Nope. "job_timestamp" gets converted to a string, alright, but it has already assumed that it is a local PDT datetime, so "date" gets fed an incorrect ISO8601 date string:

    {
        "job_timestamp" => "2020-03-09T08:42:59.000Z",
                 "tags" => [
            [0] "_dateparsefailure"
        ]
    }

So my conclusion is that currently, there is no way for the user to apply a specified timezone conversion to incoming DATETIMEs from the JDBC Input Plugin. An early default assumption is made that any DATETIMEs without timezone offsets must be in the Logstash process' local timezone, and that assumption is made before any data is passed to "date", so "date" can't do much to fix it (without elaborate hacking, anyway). Can someone confirm my findings?

For now, I can do this work-around, but it's not pretty. Take the PDT ISO8601 string returned from "mutate"/"convert" above, and replace the "Z" UTC designator with "+02:00", to account for the PDT -> CDT timezone offset:

    filter {
      mutate {
        convert => { "job_timestamp" => "string" }
        gsub => ["job_timestamp", "Z", "+02:00"]
      }

      date {
        match => ["job_timestamp", "ISO8601"]
        target => "new_timestamp"
      }

      prune {
        whitelist_names => [ "job_timestamp", "new_timestamp", "tags" ]
      }
    }

Results in:

    {
        "new_timestamp" => 2020-03-09T06:42:59.000Z,
        "job_timestamp" => "2020-03-09T08:42:59.000+02:00"
    }

Finally! :stuck_out_tongue: "new_timestamp" is now correct. We mutated the original DATETIME into a string with the correct timezone (seen in "job_timestamp" above), converted that string back into a datetime with the "date" plugin, and assigned that into the new "new_timestamp" field. (If I wanted to set "job_timestamp" to that value instead, I'd just set "job_timestamp" as the "target" of "date".)

But yeah, just being able to directly set the timezone for incoming DATETIMEs would be much better, if you know their timezone, and you can't convince the data producer to add the timezone offset to the data itself (possibly for fear of messing up existing schemas).

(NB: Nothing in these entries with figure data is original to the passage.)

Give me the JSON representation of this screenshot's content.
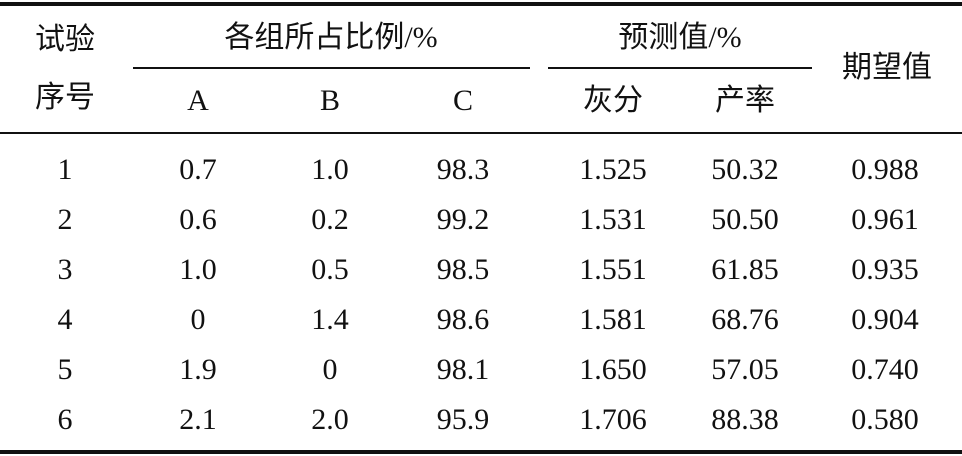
{
  "table": {
    "header": {
      "id": "试验序号",
      "group": "各组所占比例/%",
      "predict": "预测值/%",
      "expect": "期望值",
      "sub": [
        "A",
        "B",
        "C",
        "灰分",
        "产率"
      ]
    },
    "rows": [
      [
        "1",
        "0.7",
        "1.0",
        "98.3",
        "1.525",
        "50.32",
        "0.988"
      ],
      [
        "2",
        "0.6",
        "0.2",
        "99.2",
        "1.531",
        "50.50",
        "0.961"
      ],
      [
        "3",
        "1.0",
        "0.5",
        "98.5",
        "1.551",
        "61.85",
        "0.935"
      ],
      [
        "4",
        "0",
        "1.4",
        "98.6",
        "1.581",
        "68.76",
        "0.904"
      ],
      [
        "5",
        "1.9",
        "0",
        "98.1",
        "1.650",
        "57.05",
        "0.740"
      ],
      [
        "6",
        "2.1",
        "2.0",
        "95.9",
        "1.706",
        "88.38",
        "0.580"
      ]
    ]
  }
}
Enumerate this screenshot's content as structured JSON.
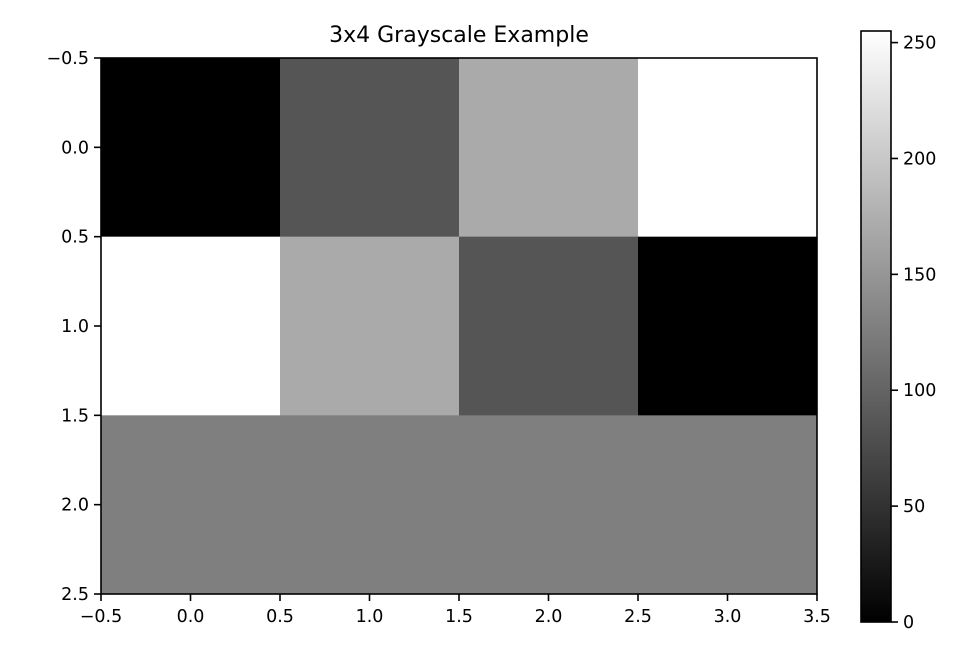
{
  "chart_data": {
    "type": "heatmap",
    "title": "3x4 Grayscale Example",
    "xlabel": "",
    "ylabel": "",
    "colormap": "gray",
    "vmin": 0,
    "vmax": 255,
    "matrix": [
      [
        0,
        85,
        170,
        255
      ],
      [
        255,
        170,
        85,
        0
      ],
      [
        127,
        127,
        127,
        127
      ]
    ],
    "xlim": [
      -0.5,
      3.5
    ],
    "ylim": [
      2.5,
      -0.5
    ],
    "x_ticks": [
      -0.5,
      0.0,
      0.5,
      1.0,
      1.5,
      2.0,
      2.5,
      3.0,
      3.5
    ],
    "x_tick_labels": [
      "−0.5",
      "0.0",
      "0.5",
      "1.0",
      "1.5",
      "2.0",
      "2.5",
      "3.0",
      "3.5"
    ],
    "y_ticks": [
      -0.5,
      0.0,
      0.5,
      1.0,
      1.5,
      2.0,
      2.5
    ],
    "y_tick_labels": [
      "−0.5",
      "0.0",
      "0.5",
      "1.0",
      "1.5",
      "2.0",
      "2.5"
    ],
    "colorbar": {
      "ticks": [
        0,
        50,
        100,
        150,
        200,
        250
      ],
      "tick_labels": [
        "0",
        "50",
        "100",
        "150",
        "200",
        "250"
      ]
    },
    "grid": false,
    "legend": "none"
  }
}
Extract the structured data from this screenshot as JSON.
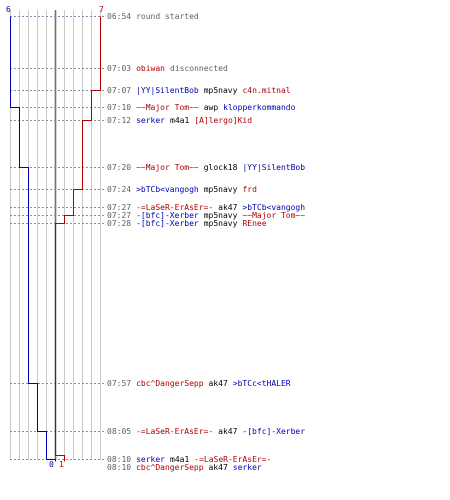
{
  "colors": {
    "team_blue": "#0000b0",
    "team_red": "#b00000",
    "time_gray": "#606060",
    "grid": "#c8c8c8",
    "center_line": "#707070"
  },
  "scoreboard": {
    "blue_start": "6",
    "red_start": "7",
    "blue_end": "0",
    "red_end": "1"
  },
  "events": [
    {
      "time": "06:54",
      "type": "message",
      "message": "round started"
    },
    {
      "time": "07:03",
      "type": "message",
      "player": "obiwan",
      "player_team": "red",
      "message": "disconnected"
    },
    {
      "time": "07:07",
      "type": "kill",
      "killer": "|YY|SilentBob",
      "killer_team": "blue",
      "weapon": "mp5navy",
      "victim": "c4n.mitnal",
      "victim_team": "red"
    },
    {
      "time": "07:10",
      "type": "kill",
      "killer": "~~Major Tom~~",
      "killer_team": "red",
      "weapon": "awp",
      "victim": "klopperkommando",
      "victim_team": "blue"
    },
    {
      "time": "07:12",
      "type": "kill",
      "killer": "serker",
      "killer_team": "blue",
      "weapon": "m4a1",
      "victim": "[A]lergo]Kid",
      "victim_team": "red"
    },
    {
      "time": "07:20",
      "type": "kill",
      "killer": "~~Major Tom~~",
      "killer_team": "red",
      "weapon": "glock18",
      "victim": "|YY|SilentBob",
      "victim_team": "blue"
    },
    {
      "time": "07:24",
      "type": "kill",
      "killer": ">bTCb<vangogh",
      "killer_team": "blue",
      "weapon": "mp5navy",
      "victim": "frd",
      "victim_team": "red"
    },
    {
      "time": "07:27",
      "type": "kill",
      "killer": "-=LaSeR-ErAsEr=-",
      "killer_team": "red",
      "weapon": "ak47",
      "victim": ">bTCb<vangogh",
      "victim_team": "blue"
    },
    {
      "time": "07:27",
      "type": "kill",
      "killer": "-[bfc]-Xerber",
      "killer_team": "blue",
      "weapon": "mp5navy",
      "victim": "~~Major Tom~~",
      "victim_team": "red"
    },
    {
      "time": "07:28",
      "type": "kill",
      "killer": "-[bfc]-Xerber",
      "killer_team": "blue",
      "weapon": "mp5navy",
      "victim": "REnee",
      "victim_team": "red"
    },
    {
      "time": "07:57",
      "type": "kill",
      "killer": "cbc^DangerSepp",
      "killer_team": "red",
      "weapon": "ak47",
      "victim": ">bTCc<tHALER",
      "victim_team": "blue"
    },
    {
      "time": "08:05",
      "type": "kill",
      "killer": "-=LaSeR-ErAsEr=-",
      "killer_team": "red",
      "weapon": "ak47",
      "victim": "-[bfc]-Xerber",
      "victim_team": "blue"
    },
    {
      "time": "08:10",
      "type": "kill",
      "killer": "serker",
      "killer_team": "blue",
      "weapon": "m4a1",
      "victim": "-=LaSeR-ErAsEr=-",
      "victim_team": "red"
    },
    {
      "time": "08:10",
      "type": "kill",
      "killer": "cbc^DangerSepp",
      "killer_team": "red",
      "weapon": "ak47",
      "victim": "serker",
      "victim_team": "blue"
    }
  ]
}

Yes, the jdbc filter is converting the date/time column in the database to a LogStash::Timestamp. A date filter cannot parse that. So you need to mutate and gsub it.

2 Likes

Hello @Jonathan_Rice

This is a great post and wanted to offer some clarifications.

The Logstash date Filter expects a string. The _dateparsefailure tag is expected when not the date field is not actually converted to string.

The Logstash JDBC Input makes use of Sequel library (https://github.com/jeremyevans/sequel).
We have those layers of transformation:

  • The TZ configured on MySQL server side
  • The JDBC Driver optional parameters related to TZ (e.g. useTimezone, serverTimezone...)
  • The Sequel Library abstraction
  • Logstash JDBC Input

The JDBC Input plugin (documentation) offers 2 parameters related to timezone:

  • jdbc_default_timezone
    SQL does not allow for timezone data in timestamp fields. This plugin will automatically convert your SQL timestamp fields to Logstash timestamps, in relative UTC time in ISO8601 format.
    Using this setting will manually assign a specified timezone offset, instead of using the timezone setting of the local machine. You must use a canonical timezone, America/Denver, for example. See documentation and source code
  • plugin_timezone
    Give users the ability to force Sequel application side into using local timezone. See documentation

I would suggest to attempt using those options.

Another post which doesn't make use of those params: https://github.com/logstash-plugins/logstash-input-jdbc/issues/293#issuecomment-414546156

This topic was automatically closed 28 days after the last reply. New replies are no longer allowed.